それでも、混乱の中であっても、心中で叫んだ声は消えることなく脳に刻まれている。
腹にすとん、と落ちた理解に、全身の体温が上昇する。
キスされるたびに上がる熱の意味も、接触が不快でなかった理由も全てそれに付随するのだと、気づいてしまえば容易い。
「………………もう、…………」
ジェネラルは嫌だったのだ。
酒の戯れでしかないキスが、からかいでしかないキスが。
同じ思いを持たずに触れ合う口付けが、堪らなく嫌だったのだ。
触れれば胸は高鳴り、息が止まるくらい切なくなるから。
優しいキスに酔って、勘違いをしてしまいそうになるから。
それが―――それだけが―――本当に嫌で仕方なかったのだ。
「……………私の負けで、構わない………」
気づいてしまった極論に、軍帽を落とした金髪をぐしゃりと掻き混ぜた。
オズワルドは疲れていた。
傍目にはそうとは見えず、常と同じ笑みを湛えていたが、実際はまっすぐ帰宅したいくらいに疲れていた。

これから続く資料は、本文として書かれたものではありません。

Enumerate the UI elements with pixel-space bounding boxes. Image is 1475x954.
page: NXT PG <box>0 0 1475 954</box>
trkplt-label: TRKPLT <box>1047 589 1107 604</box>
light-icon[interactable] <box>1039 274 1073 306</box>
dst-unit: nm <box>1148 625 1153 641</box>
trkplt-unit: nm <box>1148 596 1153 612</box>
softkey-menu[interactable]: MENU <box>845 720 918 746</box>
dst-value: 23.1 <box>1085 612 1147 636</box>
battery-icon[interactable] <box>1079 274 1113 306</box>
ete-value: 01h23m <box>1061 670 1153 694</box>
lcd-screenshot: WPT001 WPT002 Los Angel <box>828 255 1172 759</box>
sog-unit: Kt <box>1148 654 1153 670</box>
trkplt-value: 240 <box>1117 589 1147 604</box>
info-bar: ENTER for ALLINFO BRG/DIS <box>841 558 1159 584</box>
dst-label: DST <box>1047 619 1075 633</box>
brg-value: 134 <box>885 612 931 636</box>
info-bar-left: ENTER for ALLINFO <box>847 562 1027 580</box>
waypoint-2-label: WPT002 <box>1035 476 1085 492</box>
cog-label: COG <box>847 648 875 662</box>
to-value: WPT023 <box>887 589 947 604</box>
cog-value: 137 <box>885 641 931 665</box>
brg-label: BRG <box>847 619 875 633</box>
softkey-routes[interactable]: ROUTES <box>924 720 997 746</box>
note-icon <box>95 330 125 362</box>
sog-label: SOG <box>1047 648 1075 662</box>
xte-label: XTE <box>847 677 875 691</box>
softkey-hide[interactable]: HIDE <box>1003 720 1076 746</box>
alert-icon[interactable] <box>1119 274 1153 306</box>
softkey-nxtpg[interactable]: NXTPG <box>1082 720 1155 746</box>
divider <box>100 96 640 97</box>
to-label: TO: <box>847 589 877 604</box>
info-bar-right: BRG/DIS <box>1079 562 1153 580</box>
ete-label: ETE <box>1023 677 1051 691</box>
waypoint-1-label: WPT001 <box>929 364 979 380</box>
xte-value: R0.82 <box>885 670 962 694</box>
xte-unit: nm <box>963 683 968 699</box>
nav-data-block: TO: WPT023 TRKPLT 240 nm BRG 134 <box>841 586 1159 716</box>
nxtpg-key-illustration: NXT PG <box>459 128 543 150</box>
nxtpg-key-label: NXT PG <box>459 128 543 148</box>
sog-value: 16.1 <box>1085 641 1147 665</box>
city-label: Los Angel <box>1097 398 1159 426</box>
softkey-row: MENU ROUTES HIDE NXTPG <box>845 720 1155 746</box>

原因はいたって単純で、奔放かついい加減な運送会社の社長が、行き先も告げずに数週間もの間行方を眩ましたのだ。
社長が居なくなること自体は最早ルーチン・ワークの一環になっているが、今回は時期が悪かった。
オズワルド自身もトーナメントに出場が決まっており、会社と会場の往復する日程と
運悪く―――もしくは、狙ったかのように―――重なってしまったのだ。
運送会社において、別段役員でも重役でもないが、
一番の年長であり古株でもあるオズワルドは社長が消えてからというもの各部署に引っ張りだこだった。
それでも、仕事に手を抜くことを良しとしないオズワルドは、
今日も予定通りにトーナメントに出場し、今しがた試合を片付けてきたところである。
身体が本調子であれば、などと言う気は一切ないが、それでも腹に溜まった鬱憤は淀みになって胃を圧迫した。
「―――本当に…どうしようもない人ですねぇ……」
呼気交じりの呟きに、うっすらと殺意が滲む。
今回の騒動で一体何日社泊したかすら覚えてない。